France | France, Tribunal judiciaire de Bobigny, Chambre 6/section 5, 17 juin 2024, 22/08769


TRIBUNAL JUDICIAIRE
de BOBIGNY



JUGEMENT CONTENTIEUX DU 17 JUIN 2024


Chambre 6/Section 5
AFFAIRE: N° RG 22/08769 - N° Portalis DB3S-W-B7G-WTQH
N° de MINUTE : 24/00377



Madame [C] [Z]
née le 02 Août 1978 à
[Adresse 1]
[Localité 3]
représentée par Me Yann CHENET, Société ARMAND ASSOCIÉS, avocat au barreau de PARIS, vestiaire : K0153

DEMANDEUR

C/

La S.A.S. AGENCE ALBERT CASANO
[Adresse 2]
[Localité 5]
représentée par Me Benjamin PORCHER de la SELAS PORCHER & ASSOCIÉS, avocat au barreau de

PARIS, vestiaire : G 450

DEFENDEUR



COMPOSITION DU TRIBUNAL

Monsieur David BRACQ-ARBUS, statuant en qualité de Juge unique, conformément au...

TRIBUNAL JUDICIAIRE
de BOBIGNY

JUGEMENT CONTENTIEUX DU 17 JUIN 2024

Chambre 6/Section 5
AFFAIRE: N° RG 22/08769 - N° Portalis DB3S-W-B7G-WTQH
N° de MINUTE : 24/00377

Madame [C] [Z]
née le 02 Août 1978 à
[Adresse 1]
[Localité 3]
représentée par Me Yann CHENET, Société ARMAND ASSOCIÉS, avocat au barreau de PARIS, vestiaire : K0153

DEMANDEUR

C/

La S.A.S. AGENCE ALBERT CASANO
[Adresse 2]
[Localité 5]
représentée par Me Benjamin PORCHER de la SELAS PORCHER & ASSOCIÉS, avocat au barreau de PARIS, vestiaire : G 450

DEFENDEUR

COMPOSITION DU TRIBUNAL

Monsieur David BRACQ-ARBUS, statuant en qualité de Juge unique, conformément aux dispositions de l’article 812 du code de procédure civile, assisté aux débats de Madame Reine TCHICAYA, Greffier.

DÉBATS

Audience publique du 22 Avril 2024, à cette date, l’affaire a été mise en délibéré au 17 juin 2024.

JUGEMENT

Rendu publiquement, par mise à disposition au greffe, par jugement contradictoire et en premier ressort, par Monsieur David BRACQ-ARBUS, assisté de Madame Reine TCHICAYA, greffier.
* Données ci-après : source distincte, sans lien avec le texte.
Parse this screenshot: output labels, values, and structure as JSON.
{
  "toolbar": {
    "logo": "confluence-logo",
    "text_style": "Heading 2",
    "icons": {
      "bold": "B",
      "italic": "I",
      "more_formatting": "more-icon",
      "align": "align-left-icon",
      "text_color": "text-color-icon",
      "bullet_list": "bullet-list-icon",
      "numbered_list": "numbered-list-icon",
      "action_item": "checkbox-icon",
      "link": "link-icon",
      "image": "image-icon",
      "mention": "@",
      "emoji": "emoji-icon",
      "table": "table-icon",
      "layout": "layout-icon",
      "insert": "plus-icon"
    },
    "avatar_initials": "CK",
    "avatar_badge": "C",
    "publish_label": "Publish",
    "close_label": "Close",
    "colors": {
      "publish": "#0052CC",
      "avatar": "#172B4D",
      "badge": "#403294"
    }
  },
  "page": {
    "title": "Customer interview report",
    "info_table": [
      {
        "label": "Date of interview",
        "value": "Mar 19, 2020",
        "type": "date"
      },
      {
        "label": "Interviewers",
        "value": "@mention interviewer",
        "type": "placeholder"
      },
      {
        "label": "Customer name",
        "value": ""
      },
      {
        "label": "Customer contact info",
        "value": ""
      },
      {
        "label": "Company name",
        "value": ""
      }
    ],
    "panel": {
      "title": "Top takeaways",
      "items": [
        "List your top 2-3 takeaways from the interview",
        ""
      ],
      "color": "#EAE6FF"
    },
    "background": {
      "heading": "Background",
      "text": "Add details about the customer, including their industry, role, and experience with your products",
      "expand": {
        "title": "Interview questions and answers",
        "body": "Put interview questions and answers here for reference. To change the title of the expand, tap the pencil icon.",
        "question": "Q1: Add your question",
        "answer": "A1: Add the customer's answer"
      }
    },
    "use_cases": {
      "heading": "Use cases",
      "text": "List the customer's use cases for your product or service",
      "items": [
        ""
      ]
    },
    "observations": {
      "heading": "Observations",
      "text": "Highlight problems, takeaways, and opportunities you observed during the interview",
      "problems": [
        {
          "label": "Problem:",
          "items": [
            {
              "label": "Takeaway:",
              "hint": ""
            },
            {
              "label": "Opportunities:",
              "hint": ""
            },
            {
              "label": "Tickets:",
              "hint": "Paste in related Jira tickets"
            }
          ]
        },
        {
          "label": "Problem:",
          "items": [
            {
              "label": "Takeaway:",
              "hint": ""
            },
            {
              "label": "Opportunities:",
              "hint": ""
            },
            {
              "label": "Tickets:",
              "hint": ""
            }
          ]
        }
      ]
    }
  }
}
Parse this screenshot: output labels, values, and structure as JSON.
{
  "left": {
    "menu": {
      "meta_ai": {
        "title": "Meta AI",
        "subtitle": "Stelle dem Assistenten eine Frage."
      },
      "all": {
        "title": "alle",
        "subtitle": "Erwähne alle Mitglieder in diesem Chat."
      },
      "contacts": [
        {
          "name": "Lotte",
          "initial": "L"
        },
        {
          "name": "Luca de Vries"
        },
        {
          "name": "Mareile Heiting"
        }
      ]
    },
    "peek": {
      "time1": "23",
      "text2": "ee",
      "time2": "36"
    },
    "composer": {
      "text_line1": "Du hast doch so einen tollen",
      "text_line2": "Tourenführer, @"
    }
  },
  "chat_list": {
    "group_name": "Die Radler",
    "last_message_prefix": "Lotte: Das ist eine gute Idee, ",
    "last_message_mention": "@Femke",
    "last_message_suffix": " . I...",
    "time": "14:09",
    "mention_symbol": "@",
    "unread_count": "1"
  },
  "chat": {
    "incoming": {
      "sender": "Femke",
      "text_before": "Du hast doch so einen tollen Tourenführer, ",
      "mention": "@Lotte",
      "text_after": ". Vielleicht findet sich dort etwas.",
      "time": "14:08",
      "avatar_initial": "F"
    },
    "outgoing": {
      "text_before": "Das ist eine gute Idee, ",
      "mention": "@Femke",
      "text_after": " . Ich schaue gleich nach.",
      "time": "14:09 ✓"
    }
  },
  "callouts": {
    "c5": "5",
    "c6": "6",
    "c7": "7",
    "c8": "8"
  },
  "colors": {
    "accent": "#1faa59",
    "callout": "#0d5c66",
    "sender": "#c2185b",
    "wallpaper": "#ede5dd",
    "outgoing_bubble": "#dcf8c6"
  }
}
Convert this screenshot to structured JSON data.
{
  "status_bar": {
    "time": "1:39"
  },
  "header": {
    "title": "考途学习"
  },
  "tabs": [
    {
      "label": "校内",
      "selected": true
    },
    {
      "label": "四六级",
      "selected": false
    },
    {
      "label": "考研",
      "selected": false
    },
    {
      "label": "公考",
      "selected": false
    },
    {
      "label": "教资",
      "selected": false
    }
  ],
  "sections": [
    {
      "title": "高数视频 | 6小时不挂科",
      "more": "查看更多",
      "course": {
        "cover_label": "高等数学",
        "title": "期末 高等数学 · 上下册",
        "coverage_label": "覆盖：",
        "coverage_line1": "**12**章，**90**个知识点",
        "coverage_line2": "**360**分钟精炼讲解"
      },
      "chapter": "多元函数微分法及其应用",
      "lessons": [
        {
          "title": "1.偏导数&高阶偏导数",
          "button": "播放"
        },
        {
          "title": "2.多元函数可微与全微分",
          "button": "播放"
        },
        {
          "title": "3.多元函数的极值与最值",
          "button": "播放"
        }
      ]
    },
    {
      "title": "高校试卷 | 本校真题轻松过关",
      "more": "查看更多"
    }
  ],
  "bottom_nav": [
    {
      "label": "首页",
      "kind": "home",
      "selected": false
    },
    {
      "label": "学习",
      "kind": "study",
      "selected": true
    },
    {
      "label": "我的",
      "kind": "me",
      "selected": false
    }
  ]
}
EXPOSÉ DES FAITS ET DE LA PROCEDURE

Suivant actes sous seing privé du 12 septembre 2015, Mme [Z] a confié à la SAS Albert Casano un mandat de gestion et un mandat exclusif de location selon le régime « loi Duflot 2013 » de son bien situé [Adresse 4] à [Localité 6].

Plusieurs baux ont été consentis dans ce cadre.

Le 30 novembre 2020, la direction générale des finances publiques a adressé à Mme [Z] une proposition de rectification du montant des impôts prélevés en 2019, motif pris de ce que le loyer consenti était supérieur au plafond du loyer imposé par le dispositif Duflot (425 euros) dont elle avait bénéficié.

Mme [Z] a perdu le bénéfice du dispositif Duflot pour l’avenir.

La DGFIP a transmis à Mme [Z] un avis de mise en recouvrement de l’impôt sur les revenus de 2019 pour un montant total de 13 682 euros.

Par courrier de mise en demeure du 9 novembre 2021, Mme [Z] a mis en demeure la SAS Albert Casano d’avoir à l’indemniser à hauteur de la somme de 36 994 euros.

C’est dans ces conditions que Mme [Z] a, par acte d’huissier du 18 août 2022, fait assigner la SAS Albert Casano devant le tribunal judiciaire de Bobigny aux fins notamment de solliciter l’indemnisation de son préjudice.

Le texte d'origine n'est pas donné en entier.